The directors and members of senior management of Karora holding 1.2% of the issued and outstanding Karora Shares have entered into VSAs pursuant to which they agreed to vote their Karora Shares in favour of the Transaction at the Shareholder Meeting. Under the Agreement, all incentive securities of Karora shall be conditionally accelerated and redeemed or exercised immediately prior to closing of the Arrangement so that such holders may participate in the Transaction as Karora shareholders. In connection with closing of the Transaction, Karora will spin-out certain assets to Karora shareholders, being its shareholding in Kali, a 1% lithium royalty on certain mining interests held by Kali, the right to receive future payments related to the sale of the Dumont asset and cash of A$6 million (C$5 million2 ) to a newly formed SpinCo. Under the Arrangement, Karora shareholders will receive 0.30 of a SpinCo share for each Karora share held.

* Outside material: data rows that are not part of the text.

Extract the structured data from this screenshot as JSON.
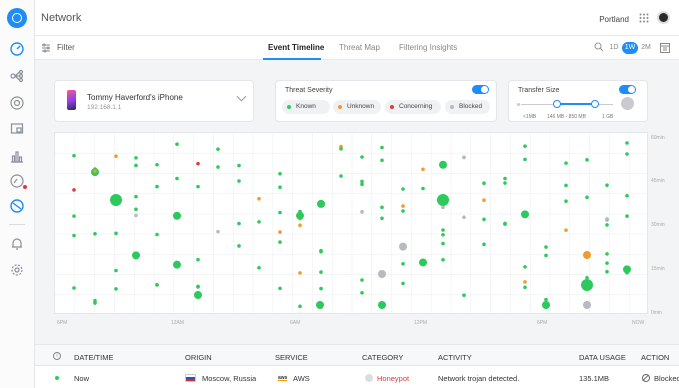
{
  "app": {
    "title": "Network"
  },
  "header": {
    "site": "Portland"
  },
  "sidebar": {
    "items": [
      {
        "name": "dashboard",
        "icon": "gauge-icon",
        "active": true
      },
      {
        "name": "topology",
        "icon": "topology-icon"
      },
      {
        "name": "devices",
        "icon": "devices-icon"
      },
      {
        "name": "clients",
        "icon": "clients-icon"
      },
      {
        "name": "statistics",
        "icon": "stats-icon"
      },
      {
        "name": "insights",
        "icon": "insights-icon"
      },
      {
        "name": "security",
        "icon": "shield-icon",
        "active": true
      },
      {
        "name": "alerts",
        "icon": "bell-icon"
      },
      {
        "name": "settings",
        "icon": "gear-icon"
      }
    ]
  },
  "toolbar": {
    "filter_label": "Filter",
    "tabs": [
      {
        "label": "Event Timeline",
        "active": true
      },
      {
        "label": "Threat Map"
      },
      {
        "label": "Filtering Insights"
      }
    ],
    "ranges": [
      "1D",
      "1W",
      "2M"
    ],
    "active_range": "1W"
  },
  "device": {
    "name": "Tommy Haverford's iPhone",
    "ip": "192.168.1.1"
  },
  "severity": {
    "title": "Threat Severity",
    "enabled": true,
    "levels": [
      {
        "label": "Known",
        "color": "#2ec95c"
      },
      {
        "label": "Unknown",
        "color": "#f29a2e"
      },
      {
        "label": "Concerning",
        "color": "#e23a3a"
      },
      {
        "label": "Blocked",
        "color": "#b8bac0"
      }
    ]
  },
  "transfer": {
    "title": "Transfer Size",
    "enabled": true,
    "min_label": "<1MB",
    "range_label": "146 MB - 850 MB",
    "max_label": "1 GB"
  },
  "chart_data": {
    "type": "scatter",
    "y_labels": [
      "60min",
      "45min",
      "30min",
      "15min",
      "0min"
    ],
    "x_labels": [
      "6PM",
      "12AM",
      "6AM",
      "12PM",
      "6PM",
      "NOW"
    ],
    "grid": true
  },
  "table": {
    "columns": [
      "DATE/TIME",
      "ORIGIN",
      "SERVICE",
      "CATEGORY",
      "ACTIVITY",
      "DATA USAGE",
      "ACTION"
    ],
    "rows": [
      {
        "time": "Now",
        "origin": "Moscow, Russia",
        "service": "AWS",
        "category": "Honeypot",
        "activity": "Network trojan detected.",
        "usage": "135.1MB",
        "action": "Blocked"
      }
    ]
  }
}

Full details of the Transaction will be included in the meeting materials which are expected to be mailed to Karora shareholders in June 2024. The Agreement will be published by Karora on or before 18 April 2024 and will be available to access via SEDAR+ at www.sedarplus.com under Karora's profile.

About Westgold

Westgold Resources Limited (ASX: WGX, OTCQX: WGXRF) is an innovative Western Australian gold miner producing circa 220-230koz per year.23 With more than 1,300km2 of highly prospective tenure, Westgold is the dominant gold miner in the Murchison and Bryah regions of Western Australia and uniquely an owner-operator of its five underground mines. With proven team, a history of cash flow generation, new cash flow-based dividend policy, increasing operational delivery, no debt, unhedged gold sales and a strong balance sheet consisting of A$247 million in cash and bullion at 31 March 202424, Westgold is structuring for continued profitability and shareholder returns in FY24.

About Karora

Karora is focused on increasing gold production at its integrated Beta Hunt Gold Mine with beneficial nickel by-product production and Higginsville Gold Operations in Western Australia. Ore is processed at two centralised plants: the 1.6 Mtpa Higginsville mill and the 1.2 Mtpa Lakewood mill, both located near its mining operations. Karora is continuing to build off its strong history of delivering consistent gold production and cash flow with 2024 gold production guidance at 170-185koz25 and AISC cost guidance at US$1,250-US$1,375 per ounce sold. Beta Hunt hosts a robust gold Mineral Resource and Reserve in multiple gold shears, with gold intersections along a 5 km strike length remaining open in multiple directions. Higginsville has a substantial Mineral gold Resource and Reserve and highly prospective land package totalling approximately 1,900 square kilometres. Karora's Shares trade on the TSX under the symbol KRR and on the OTCQX market under the symbol KRRGF.